The Corps has asked the public to respect social distancing and stay “a distance of 6 feet when interacting with our personnel,” according to a statement announcing the resumption of its flood fight in Louisiana. Much of the activity involved in monitoring flood risk — patrolling lonely stretches of levy, inspecting locks and dams, checking banks for erosion — is fairly solitary, Frazier says, which will likely play into the Corps’s favor.
Unlike FEMA, whose personnel go house to house checking on affected populations, the Corps can do more to keep its distance. On April 3, for instance, the Corps once again had to divert water out of the Mississippi to keep New Orleans from flooding — but that work required just a few crane operators, not a crowd of densely packed workers. Many of the other areas threatened by flood are rural and sparsely populated, which also lowers the risk of infection.

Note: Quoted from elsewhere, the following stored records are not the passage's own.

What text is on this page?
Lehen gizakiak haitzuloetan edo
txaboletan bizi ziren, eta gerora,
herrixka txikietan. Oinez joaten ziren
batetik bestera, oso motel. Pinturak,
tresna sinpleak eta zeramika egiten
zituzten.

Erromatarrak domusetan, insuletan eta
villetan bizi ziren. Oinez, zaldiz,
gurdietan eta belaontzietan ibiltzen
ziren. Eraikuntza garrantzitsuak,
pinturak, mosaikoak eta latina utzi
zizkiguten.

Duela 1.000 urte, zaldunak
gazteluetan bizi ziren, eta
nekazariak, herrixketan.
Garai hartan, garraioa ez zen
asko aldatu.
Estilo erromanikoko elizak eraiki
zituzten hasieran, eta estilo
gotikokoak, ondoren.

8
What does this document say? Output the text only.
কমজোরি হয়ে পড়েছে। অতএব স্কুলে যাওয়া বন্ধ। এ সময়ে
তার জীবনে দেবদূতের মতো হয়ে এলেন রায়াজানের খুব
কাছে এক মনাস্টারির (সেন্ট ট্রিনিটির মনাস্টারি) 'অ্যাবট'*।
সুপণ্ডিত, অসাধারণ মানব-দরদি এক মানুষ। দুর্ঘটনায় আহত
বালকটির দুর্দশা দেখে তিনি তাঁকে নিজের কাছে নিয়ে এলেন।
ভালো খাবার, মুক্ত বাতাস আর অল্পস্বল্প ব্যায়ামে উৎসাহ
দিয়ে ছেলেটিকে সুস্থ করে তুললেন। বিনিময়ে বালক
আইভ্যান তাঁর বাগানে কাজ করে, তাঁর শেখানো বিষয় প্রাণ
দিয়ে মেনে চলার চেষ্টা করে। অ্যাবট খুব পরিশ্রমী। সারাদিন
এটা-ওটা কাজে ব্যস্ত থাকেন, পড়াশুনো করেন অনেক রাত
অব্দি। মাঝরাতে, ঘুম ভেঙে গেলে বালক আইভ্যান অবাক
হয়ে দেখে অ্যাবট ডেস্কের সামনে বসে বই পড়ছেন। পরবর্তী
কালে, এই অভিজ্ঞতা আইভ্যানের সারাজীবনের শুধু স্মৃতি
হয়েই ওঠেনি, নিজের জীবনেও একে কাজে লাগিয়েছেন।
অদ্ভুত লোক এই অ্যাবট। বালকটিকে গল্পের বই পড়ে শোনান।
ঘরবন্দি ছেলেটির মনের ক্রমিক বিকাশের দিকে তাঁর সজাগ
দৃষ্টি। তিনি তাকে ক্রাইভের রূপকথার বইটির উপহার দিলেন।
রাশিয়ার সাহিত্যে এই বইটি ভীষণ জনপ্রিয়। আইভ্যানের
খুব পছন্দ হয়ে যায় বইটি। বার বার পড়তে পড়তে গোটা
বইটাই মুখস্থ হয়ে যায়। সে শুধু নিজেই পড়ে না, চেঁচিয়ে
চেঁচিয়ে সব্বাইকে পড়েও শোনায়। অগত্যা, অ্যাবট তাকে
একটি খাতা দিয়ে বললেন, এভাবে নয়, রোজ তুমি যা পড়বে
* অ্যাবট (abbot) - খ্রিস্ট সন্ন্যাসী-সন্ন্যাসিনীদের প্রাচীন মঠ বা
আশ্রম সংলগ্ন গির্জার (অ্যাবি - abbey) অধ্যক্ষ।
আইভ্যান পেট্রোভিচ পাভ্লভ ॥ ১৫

Cairo, Ill., where the Ohio River joins the Mississippi, is a key location for managing flood risk. The Ohio River is responsible for 60% of the water that eventually flows from the Mississippi to the Gulf of Mexico, so if Cairo is in flood, then a flood is coming farther south.
“We’re getting another rise,” says Jeff Graschel, a hydrologist with the National Weather Service’s Lower Mississippi River Forecast Center says of conditions in Cairo. “It will be similar to what we saw at the end of February and March,” when flood stage waters slowed some barge traffic and pushed against levees.
Offering a ray of hope, a drier weather pattern may soon cause rain to slack off across the Midwest, giving the river time to process the current torrent of water coming down. At the same time, though, there’s a chance of precipitation across Arkansas, which also drains into the Mississippi.
Graschel isn’t ready to predict whether 2020 will reach the levels of 2018 and 2019. “You never say never,” he says.
©2020 Bloomberg News
Distributed by Tribune Content Agency, LLC.